«Scalare una montagna di oltre 7.000 metri con un calcolo renale e uno stent uretrale». È da questo paradosso che prende forma Noi Markhor – Storia di una scalata al monte Spantik, il nuovo libro di Emanuele Anceschi, in uscita il 28 marzo. Un’opera che segna il passaggio dell’autore dalla saggistica alla narrativa, mantenendo però il filo conduttore del viaggio come strumento di conoscenza.
Nell’estate del 2023, Anceschi ha raggiunto la vetta del monte Spantik (7.027 metri), nel cuore del Karakorum pakistano, in condizioni fisiche estremamente delicate. Il libro ripercorre la preparazione atletica e mentale, il lungo avvicinamento al campo base, la scalata e il ritorno, dando spazio a una narrazione sincera, dura, a tratti brutale, ma sempre autentica.

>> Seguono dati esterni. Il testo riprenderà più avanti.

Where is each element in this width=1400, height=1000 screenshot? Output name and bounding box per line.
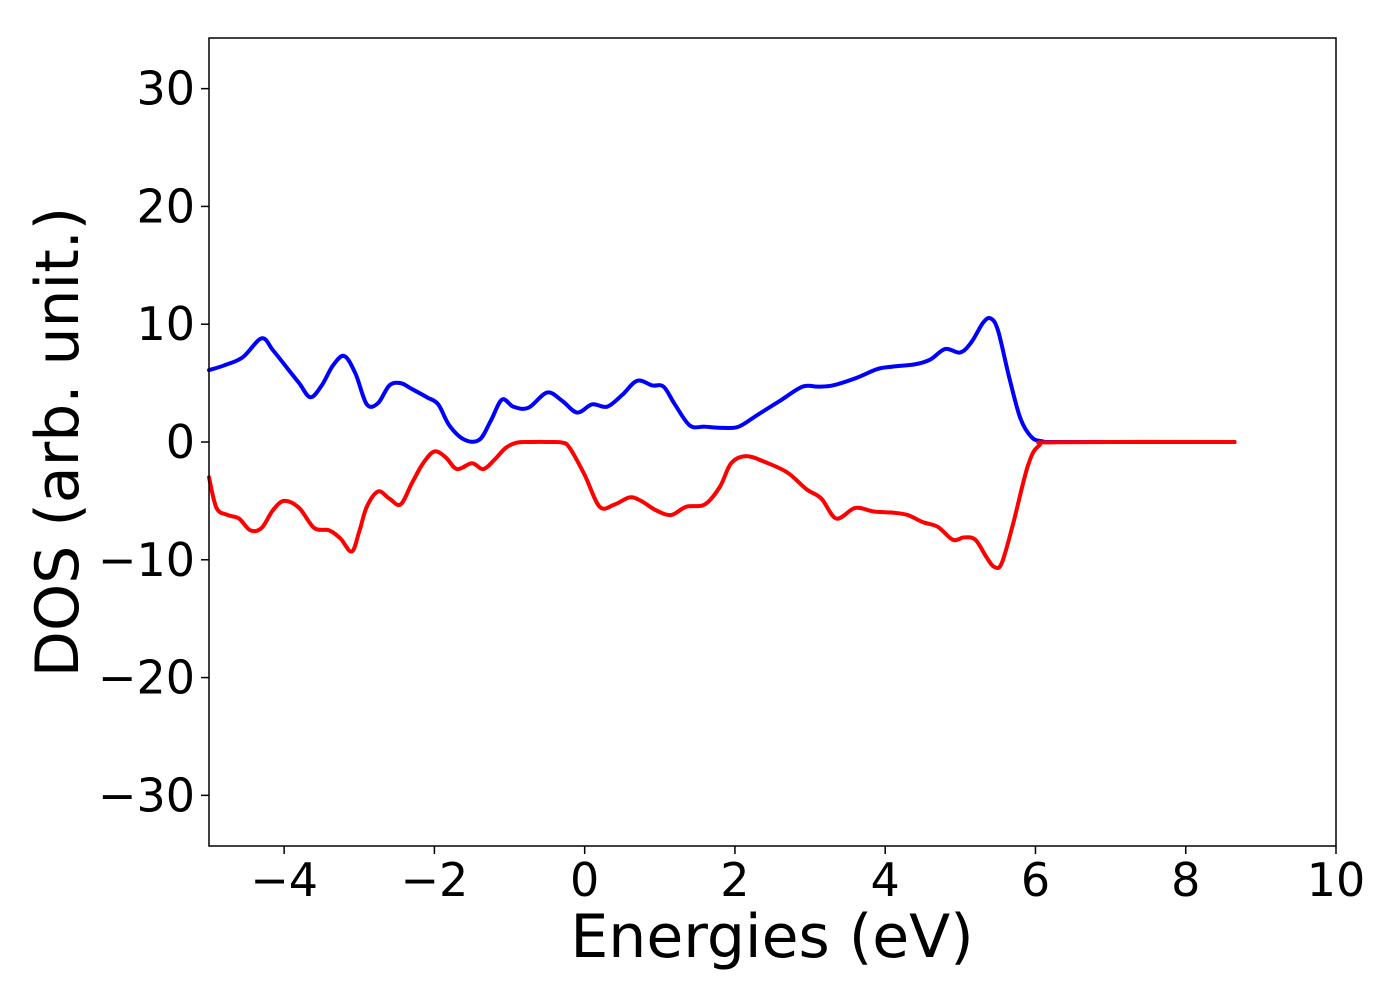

Il focus non è sulla difficoltà tecnica della salita, che l’autore definisce “relativamente semplice” nonostante l’altitudine e i rischi oggettivi del percorso, quanto sullo sforzo mentale richiesto per affrontarla in quelle condizioni. «Essere duri con se stessi in ambienti estremi», scrive Anceschi, è l’unico modo per trasformare una prova di sopravvivenza in un momento di crescita interiore.
Freddo, crepacci, insonnia, nausea, perdita di appetito e disidratazione sono solo alcuni degli ostacoli affrontati lungo il cammino. Ma la vera sfida, racconta l’autore, è quella contro il proprio limite, contro il corpo che dice basta e la mente che non vuole arrendersi.
Il libro si muove su due livelli: da un lato il racconto alpinistico, dall’altro una riflessione sul rapporto tra individuo e società. La montagna diventa allora metafora di resistenza, un luogo “autentico e puro, rifugio dalle scorie della società di massa, sempre più virtuale, frenetica e disumanizzante”. Lontano dall’apparenza, vicino all’essenza.